Tag Archives: ss malakand

Personal Accounts

The Story of Joseph Gallagher

We were very pleased to receive this account from Gill McCarthy (née Gallagher) about her grandfather who tragically lost his life working to extinguish the fire caused by the SS Malakand explosion…

My grandfather, Joseph Gallagher, was the only fireman to be killed when SS Malakand exploded.  He was working with his fellow firefighters to extinguish the fire when the ship exploded.

fireman death ss malakand 1941
Letter of condolence from Walton Hospital 5th May 1941

The blast was so powerful, that debris was scattered over many miles across the city.  My grandmother Delia recalled when she was travelling to the hospital looking for news of her husband the air above the city was full of fine dust from the explosion which turned the daytime sky dark. Parts of the ship were found up to 2 miles from the Huskisson Dock where it was moored when it exploded.

ss malakand explosion
The scene of devastation which followed the explosion of the SS Malakand.

My grandfather was previously a seaman and ironically decided to join the AFS (Auxiliary Fire Service) as it was considered a less hazardous job for a father of two young children.  He left a widow, Delia Gallagher, and two small sons Peter and Thomas aged 3 and 6 when he died in 1941.

fireman joseph gallagher
Joseph Gallagher with his sons Peter and Thomas.

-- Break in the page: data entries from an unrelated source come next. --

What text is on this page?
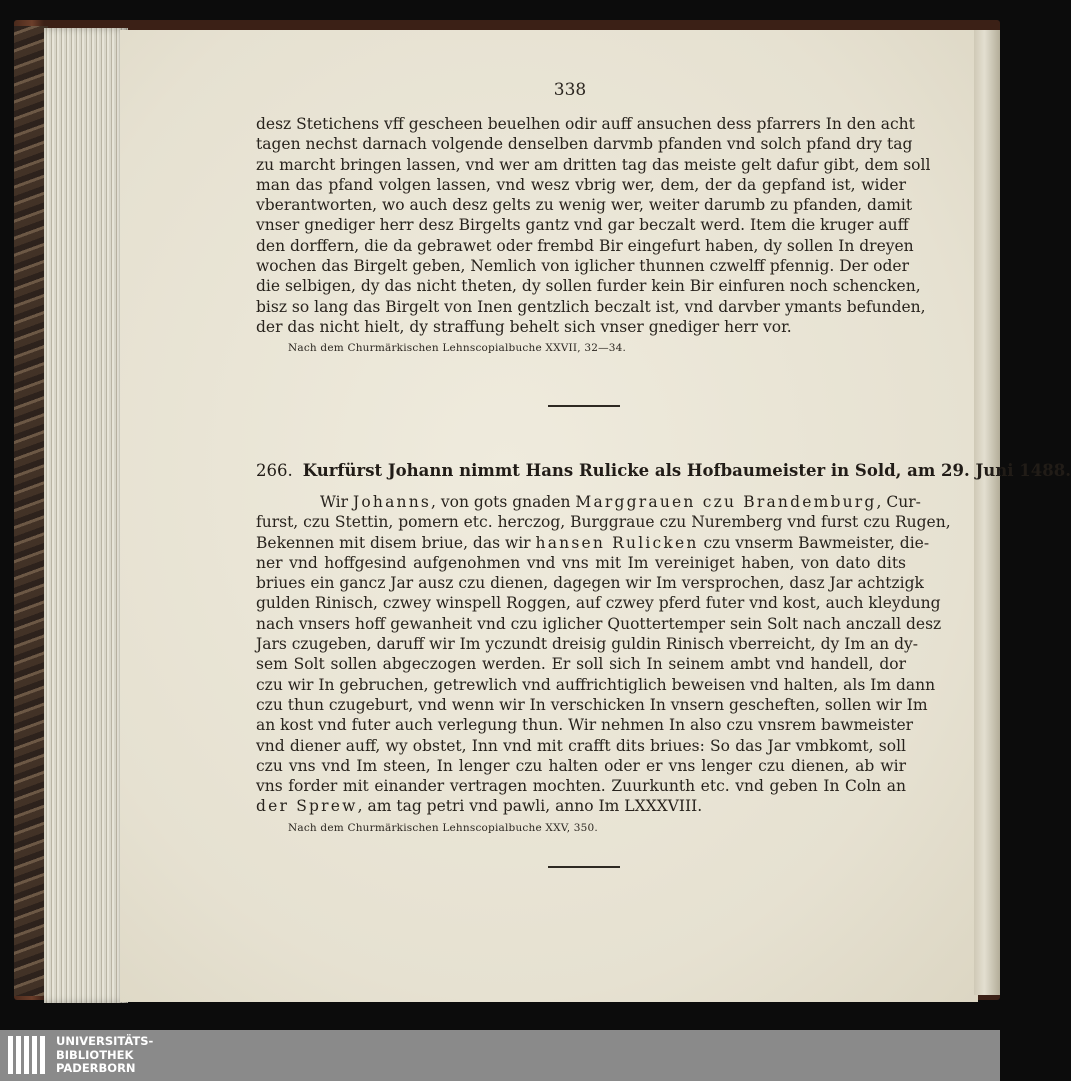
338
desz Stetichens vff gescheen beuelhen odir auff ansuchen dess pfarrers In den acht
tagen nechst darnach volgende denselben darvmb pfanden vnd solch pfand dry tag
zu marcht bringen lassen, vnd wer am dritten tag das meiste gelt dafur gibt, dem soll
man das pfand volgen lassen, vnd wesz vbrig wer, dem, der da gepfand ist, wider
vberantworten, wo auch desz gelts zu wenig wer, weiter darumb zu pfanden, damit
vnser gnediger herr desz Birgelts gantz vnd gar beczalt werd. Item die kruger auff
den dorffern, die da gebrawet oder frembd Bir eingefurt haben, dy sollen In dreyen
wochen das Birgelt geben, Nemlich von iglicher thunnen czwelff pfennig. Der oder
die selbigen, dy das nicht theten, dy sollen furder kein Bir einfuren noch schencken,
bisz so lang das Birgelt von Inen gentzlich beczalt ist, vnd darvber ymants befunden,
der das nicht hielt, dy straffung behelt sich vnser gnediger herr vor.
Nach dem Churmärkischen Lehnscopialbuche XXVII, 32—34.
266. Kurfürst Johann nimmt Hans Rulicke als Hofbaumeister in Sold, am 29. Juni 1488.
Wir Johanns, von gots gnaden Marggrauen czu Brandemburg, Cur-
furst, czu Stettin, pomern etc. herczog, Burggraue czu Nuremberg vnd furst czu Rugen,
Bekennen mit disem briue, das wir hansen Rulicken czu vnserm Bawmeister, die-
ner vnd hoffgesind aufgenohmen vnd vns mit Im vereiniget haben, von dato dits
briues ein gancz Jar ausz czu dienen, dagegen wir Im versprochen, dasz Jar achtzigk
gulden Rinisch, czwey winspell Roggen, auf czwey pferd futer vnd kost, auch kleydung
nach vnsers hoff gewanheit vnd czu iglicher Quottertemper sein Solt nach anczall desz
Jars czugeben, daruff wir Im yczundt dreisig guldin Rinisch vberreicht, dy Im an dy-
sem Solt sollen abgeczogen werden. Er soll sich In seinem ambt vnd handell, dor
czu wir In gebruchen, getrewlich vnd auffrichtiglich beweisen vnd halten, als Im dann
czu thun czugeburt, vnd wenn wir In verschicken In vnsern gescheften, sollen wir Im
an kost vnd futer auch verlegung thun. Wir nehmen In also czu vnsrem bawmeister
vnd diener auff, wy obstet, Inn vnd mit crafft dits briues: So das Jar vmbkomt, soll
czu vns vnd Im steen, In lenger czu halten oder er vns lenger czu dienen, ab wir
vns forder mit einander vertragen mochten. Zuurkunth etc. vnd geben In Coln an
der Sprew, am tag petri vnd pawli, anno Im LXXXVIII.
Nach dem Churmärkischen Lehnscopialbuche XXV, 350.
UNIVERSITÄTS-
BIBLIOTHEK
PADERBORN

The family lived at 52 Vulcan Street in Garston and after Joseph’s death they lived on a modest widow’s pension from the Fire Service.  Shortly after Joseph was killed his wife Delia lost her sight which made the family’s already difficult life even more challenging.

My father told us that after the war ended he can recall the men returning home from to the streets of Garston, but he hid under the stairs of the house as it was too upsetting for him knowing that his own father would not be coming home.

National Fire Service Liverpool Roll of Honour

The SS Malakand explosion is well documented in history books but Joseph Gallagher’s death fighting the fire on board the ship was not recognised fully until quite recently.  My sister Julie contacted a fire service historian after reading an article in the Liverpool Echo which referred to an unknown fire fighter who died trying to extinguish the fire on the ship.  This ultimately led to my grandfather being recognised on a Roll of Honour in a ceremony in 2012 at Merseyside Fire & Rescue Services Heritage Centre in Bootle.  Prior to this, he had not been named as the fireman who had heroically sacrificed his life.  This ceremony meant a lot to us – my parents Peter and Mavis Gallagher and myself who all attended the service.

On my father’s wishes, we are currently in the process of donating some of my grandfathers letters and memorabilia to the Merseyside Fire & Rescue Services Heritage Centre.  

joseph gallagher liverpool fireman
Joseph’s Union Card 1940-1941

I will be taking my two young daughters with me to show them their great grandfather was a hero who helped to save many lives.


Explosion of the SS Malakand

It was the strategic importance of the docks which made Liverpool such an important target for the Luftwaffe.  Liverpool was the main port for convoys crossing the Atlantic from the free world.

Throughout the Second World War the Mersey was full of all kinds of ships, both military and merchant.  Vital food supplies came in to Britain through Liverpool so if the port could be closed, Britain might starve.  As well as bombs, mines were parachuted into the Mersey to disrupt shipping.  These, as well as unexploded bombs, caused great disruption long after the bombers had left Merseyside’s skies.

Built in 1919, the SS Malakand cargo liner was part of the Brocklebank shipping line, named after the Malakand area of the Indian sub-continent.

ss malakand

On the worst night of the Blitz on Liverpool, 3rd May 1941, SS Malakand, loaded with a thousand tons of munitions, caught fire, blew up and obliterated the Huskisson Dock.  It is thought that a drifting barrage balloon landed on the deck and burst into flames.

Pieces of the ship were blasted over two miles away causing even further damage to the Overhead Railway.  Half the docks were temporarily put out of action as a result of the destruction caused by the blast.  Thousands of dock workers, troops and volunteers were involved in the clear up.  Miraculously, considering the size of the blast, only four people were killed.

huskisson dock

ss malakand huskisson dock damage

By the end of the 1941 Blitz, 69 out of 144 cargo berths were closed.  There were serious losses of ships, food and fuel.  Had the May bombing continued for just a few more nights, the docks could have been totally disabled.